Despite the dead crowd reaction, Brian Kendrick vs. TJ Perkins for the Cruiserweight Championship was a really solid match. It not only featured several high-spots, but the storytelling aspect of the bout was on par with many of the older-school matches featured during the glory days of Ric Flair holding NWA titles.
Kendrick eventually won the match, and the title, after faking an injury and roping his former buddy into his finisher.
The result seems shocking, but that is only surface-level thinking. When one goes slightly deeper, while adding important context, it is safe to assume this was a need-move by WWE.
It isn’t only because Kendrick is the more name-brand of the two, either. In fact, there are numerous reasons the title had to change hands at HIAC.
The division in its entirety has been met with indifference since its debut. This is largely the company’s own fault. Thanks to not dedicating enough time to letting each wrestler tell their story, and mostly focusing on six-man tags and the title feud, fans have no idea who is good, bad or worth rooting for.
Because of that, every single time any cruiserweight wrestler steps foot in the ring, it is essentially the same as one of those jobbers Braun Strowman destroys. Fans know nothing about them, and the WWE shouldn’t expect them to. Generally speaking, not knowing about someone or something prevents people from being emotionally invested.
Giving Kendrick the gold at the very least gives the WWE Universe a recognizable name holding the title. Maybe not the emotional investment for the entire division, but at least it is a start.
It does far more than that, too.
Most divisions (world title or mid-card variant) are best served when heels have the gold. Faces need something to chase, and unless the good guy holding a strap has elite-level mic skills (think The Rock or Stone Cold), it isn’t all that interesting to see some goody-two-shoes trot about the squared-circle smiling all the time.

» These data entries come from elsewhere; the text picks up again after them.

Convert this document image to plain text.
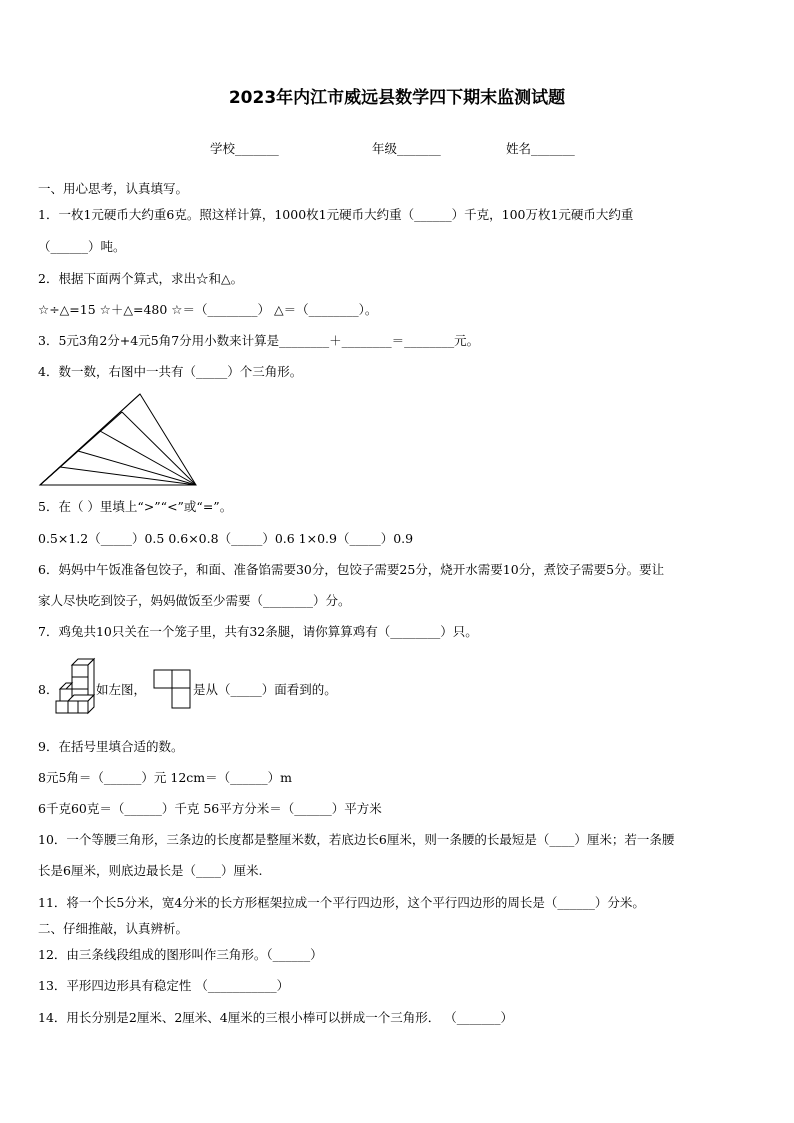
2023年内江市威远县数学四下期末监测试题
学校_______	年级_______	姓名_______

一、用心思考，认真填写。

1．一枚1元硬币大约重6克。照这样计算，1000枚1元硬币大约重（______）千克，100万枚1元硬币大约重

（______）吨。

2．根据下面两个算式，求出☆和△。

☆÷△=15 ☆＋△=480 ☆＝（________） △＝（________）。

3．5元3角2分+4元5角7分用小数来计算是________＋________＝________元。

4．数一数，右图中一共有（_____）个三角形。

5．在（ ）里填上“>”“<”或“=”。

0.5×1.2（_____）0.5 0.6×0.8（_____）0.6 1×0.9（_____）0.9

6．妈妈中午饭准备包饺子，和面、准备馅需要30分，包饺子需要25分，烧开水需要10分，煮饺子需要5分。要让

家人尽快吃到饺子，妈妈做饭至少需要（________）分。

7．鸡兔共10只关在一个笼子里，共有32条腿，请你算算鸡有（________）只。

8．	如左图，	是从（_____）面看到的。

9．在括号里填合适的数。

8元5角＝（______）元 12cm＝（______）m

6千克60克＝（______）千克 56平方分米＝（______）平方米

10．一个等腰三角形，三条边的长度都是整厘米数，若底边长6厘米，则一条腰的长最短是（____）厘米；若一条腰

长是6厘米，则底边最长是（____）厘米.

11．将一个长5分米，宽4分米的长方形框架拉成一个平行四边形，这个平行四边形的周长是（______）分米。

二、仔细推敲，认真辨析。

12．由三条线段组成的图形叫作三角形。（______）

13．平形四边形具有稳定性 （___________）

14．用长分别是2厘米、2厘米、4厘米的三根小棒可以拼成一个三角形． （_______）
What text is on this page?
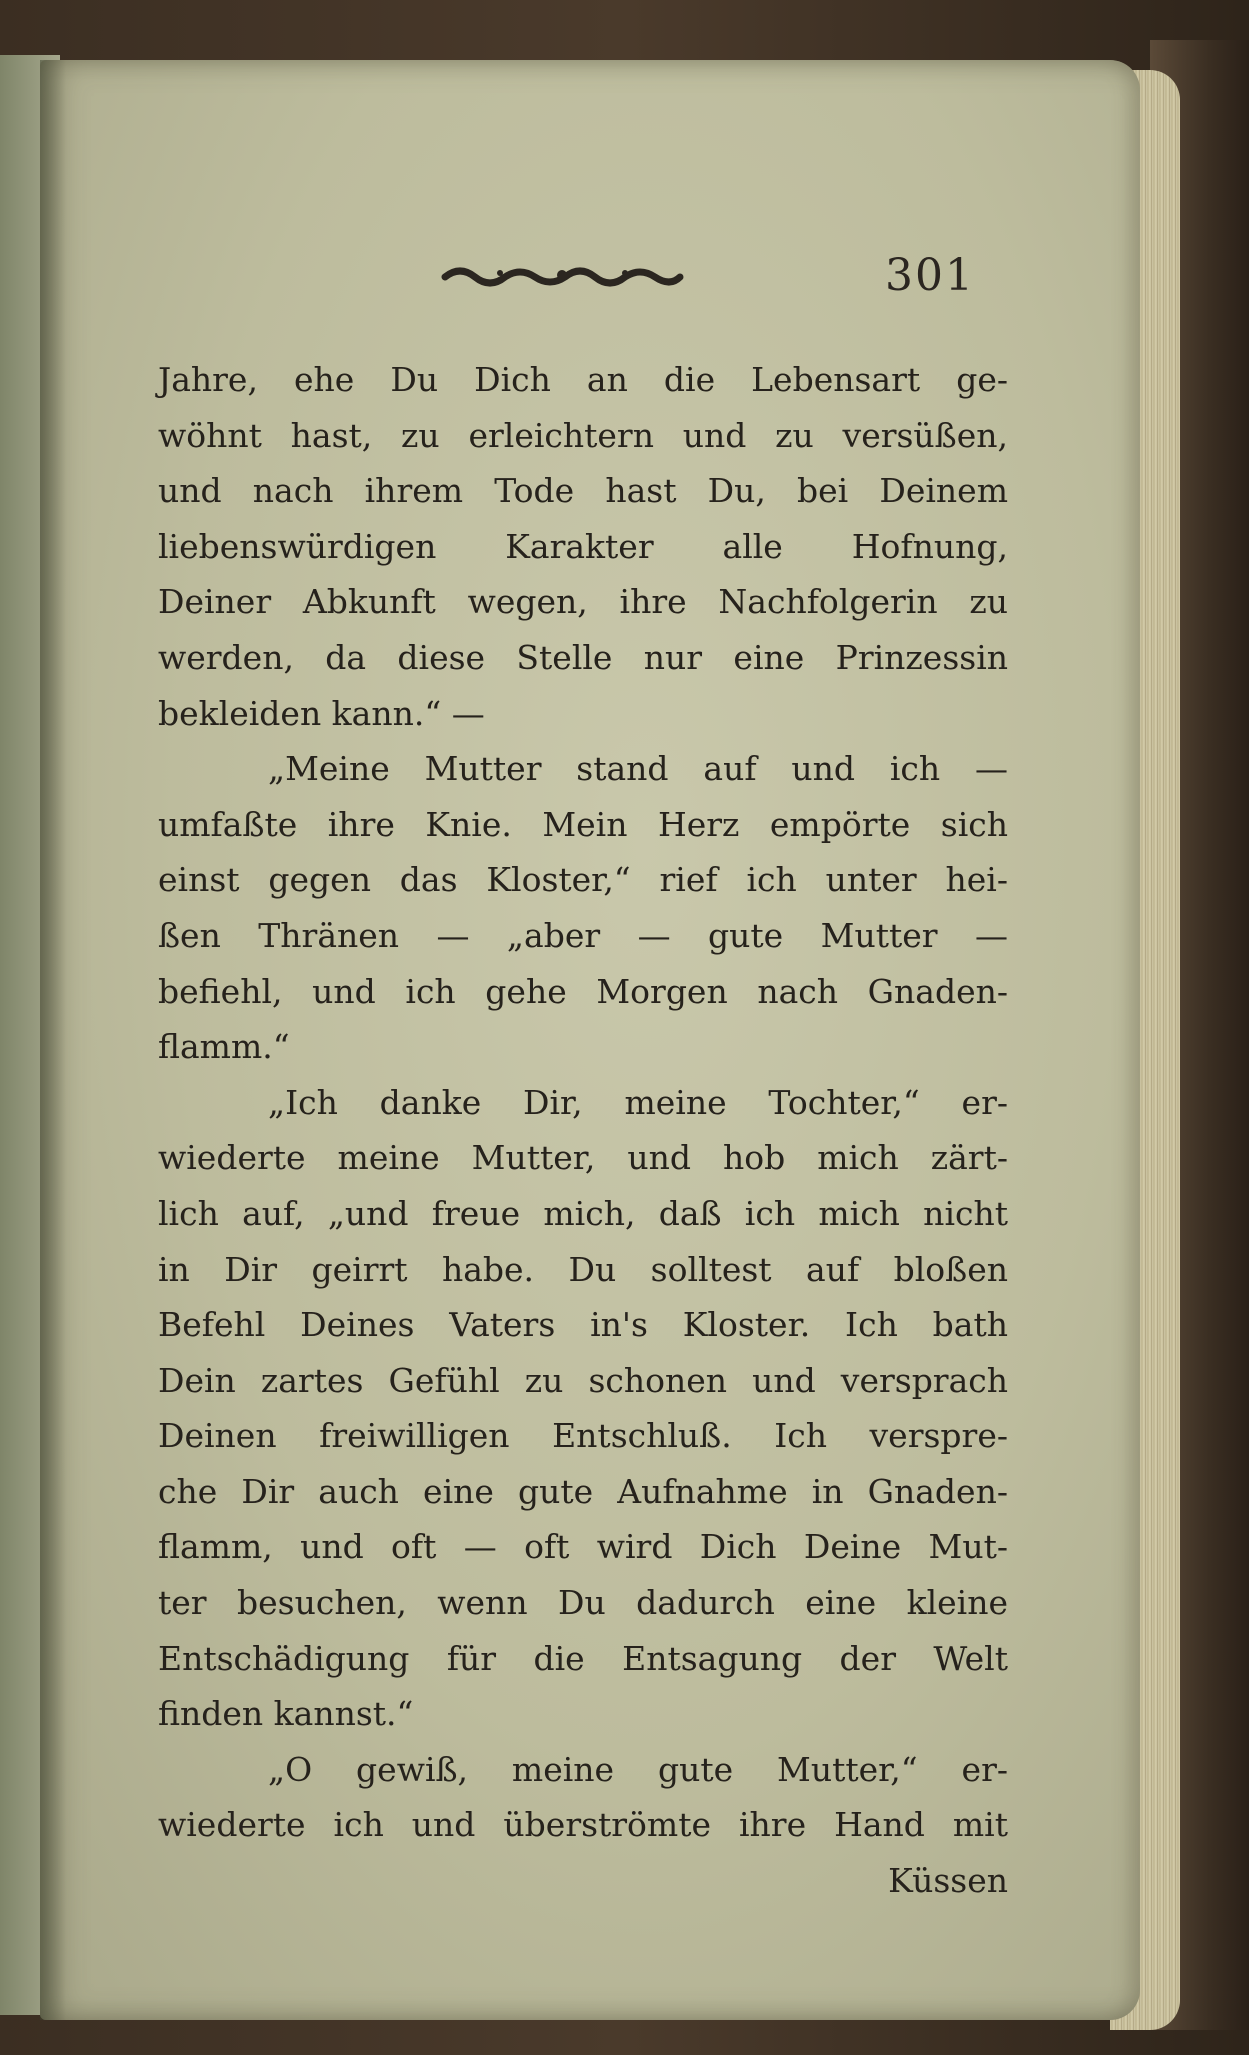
301
Jahre, ehe Du Dich an die Lebensart ge-
wöhnt hast, zu erleichtern und zu versüßen,
und nach ihrem Tode hast Du, bei Deinem
liebenswürdigen Karakter alle Hofnung,
Deiner Abkunft wegen, ihre Nachfolgerin zu
werden, da diese Stelle nur eine Prinzessin
bekleiden kann.“ —
„Meine Mutter stand auf und ich —
umfaßte ihre Knie. Mein Herz empörte sich
einst gegen das Kloster,“ rief ich unter hei-
ßen Thränen — „aber — gute Mutter —
befiehl, und ich gehe Morgen nach Gnaden-
flamm.“
„Ich danke Dir, meine Tochter,“ er-
wiederte meine Mutter, und hob mich zärt-
lich auf, „und freue mich, daß ich mich nicht
in Dir geirrt habe. Du solltest auf bloßen
Befehl Deines Vaters in's Kloster. Ich bath
Dein zartes Gefühl zu schonen und versprach
Deinen freiwilligen Entschluß. Ich verspre-
che Dir auch eine gute Aufnahme in Gnaden-
flamm, und oft — oft wird Dich Deine Mut-
ter besuchen, wenn Du dadurch eine kleine
Entschädigung für die Entsagung der Welt
finden kannst.“
„O gewiß, meine gute Mutter,“ er-
wiederte ich und überströmte ihre Hand mit
Küssen
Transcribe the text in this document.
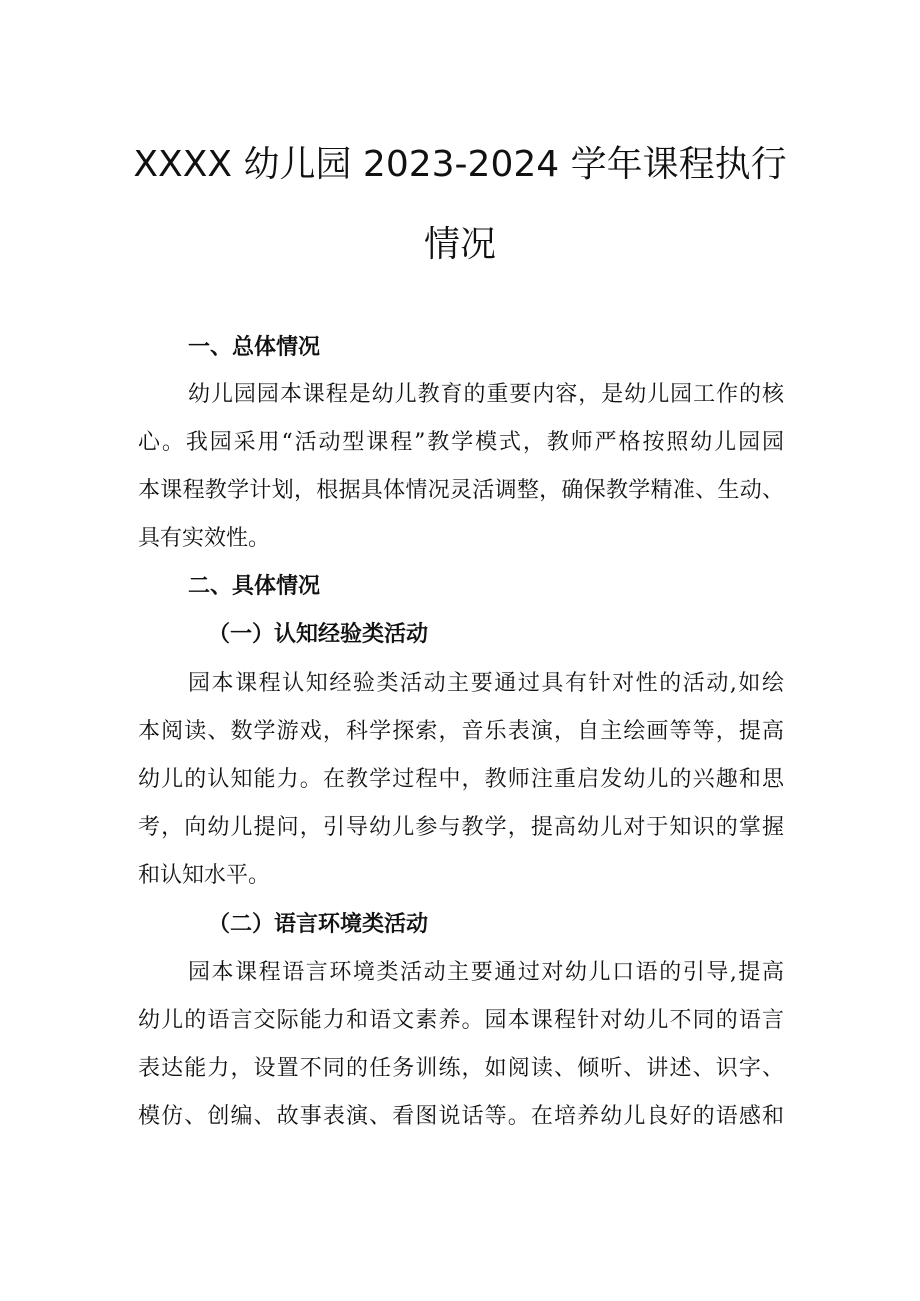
XXXX 幼儿园 2023-2024 学年课程执行
情况

一、总体情况

幼儿园园本课程是幼儿教育的重要内容，是幼儿园工作的核

心。我园采用“活动型课程”教学模式，教师严格按照幼儿园园

本课程教学计划，根据具体情况灵活调整，确保教学精准、生动、

具有实效性。

二、具体情况

（一）认知经验类活动

园本课程认知经验类活动主要通过具有针对性的活动,如绘

本阅读、数学游戏，科学探索，音乐表演，自主绘画等等，提高

幼儿的认知能力。在教学过程中，教师注重启发幼儿的兴趣和思

考，向幼儿提问，引导幼儿参与教学，提高幼儿对于知识的掌握

和认知水平。

（二）语言环境类活动

园本课程语言环境类活动主要通过对幼儿口语的引导,提高

幼儿的语言交际能力和语文素养。园本课程针对幼儿不同的语言

表达能力，设置不同的任务训练，如阅读、倾听、讲述、识字、

模仿、创编、故事表演、看图说话等。在培养幼儿良好的语感和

Kendrick adding some much-needed evilness to the top of the division is important in all of this, yet it is only a result of something else happening from a negative standpoint. It has as much to do with Perkins not exactly setting the division on fire in a post-Cruiserweight Classic world.
This can be due to the WWE wanting to tone down the work-rate of the CWC matches while transitioning the talent to Raw, but Perkins has been a shell of himself since winning the tournament. Couple that with his gimmick being super millennial-y — which, yes, does alienate many people — and fans haven’t taken to him as everyone assumed they would.
Either way, even if it isn’t the too-millennial aspect, it can just be due to the played-to-death homeless character or the fact Perkins smiles too much. Seriously, who smiles that much?
Nevertheless, having Perkins drop the belt gives him a chance to reinvent himself a little bit before it is too late. He doesn’t have to turn heel or go full repackage, but the WWE and Perkins need to gloss over what worked for him and what didn’t. And without going full old man, get off my lawn… not only is dabbing a weird thing to still be doing (it is 2016, you know?), the origins of the move is about drugs.
Finally, this gives the entire cruiserweight division a combination of a mini-reset to its inauspicious start, and continues to add to the idea of parity in it. It allows the division to start fresh.
Speaking on the former first; while no one will all of a sudden forget the first few months of this weight-class’ infancy, the company can look at all the iffy decisions it made since it began, and use the Kendrick-era as a tool to reboot it on the fly. Taking away the purple ropes, more in-ring promos, etc., can all be introduced as early as this Monday Night Raw and no one would notice.
As for the latter, Kendrick won the belt after losing to Rich Swann on the previous edition of Raw. In a span of six days, Kendrick went from losing to a guy to becoming the champion. When you consider the fact that Perkins already lost a non-title bout to him in the past, with the fact Kendrick is dropping matches elsewhere prior to being the new champion, it just lets the audience know the entire division is volatile and anyone can beat anyone on any given night.
Regardless, the entire division hasn’t gotten as over as many presumed. The majority of the blame certainly goes to the WWE, but many of the wrestlers have severely under-performed since the CWC ended. Here is to hoping the title chance at HIAC signifies a fresh start to what is still a very young cruiserweight division.
I still think fans are in good hands. After all, Brian Kendrick is a man with a plan.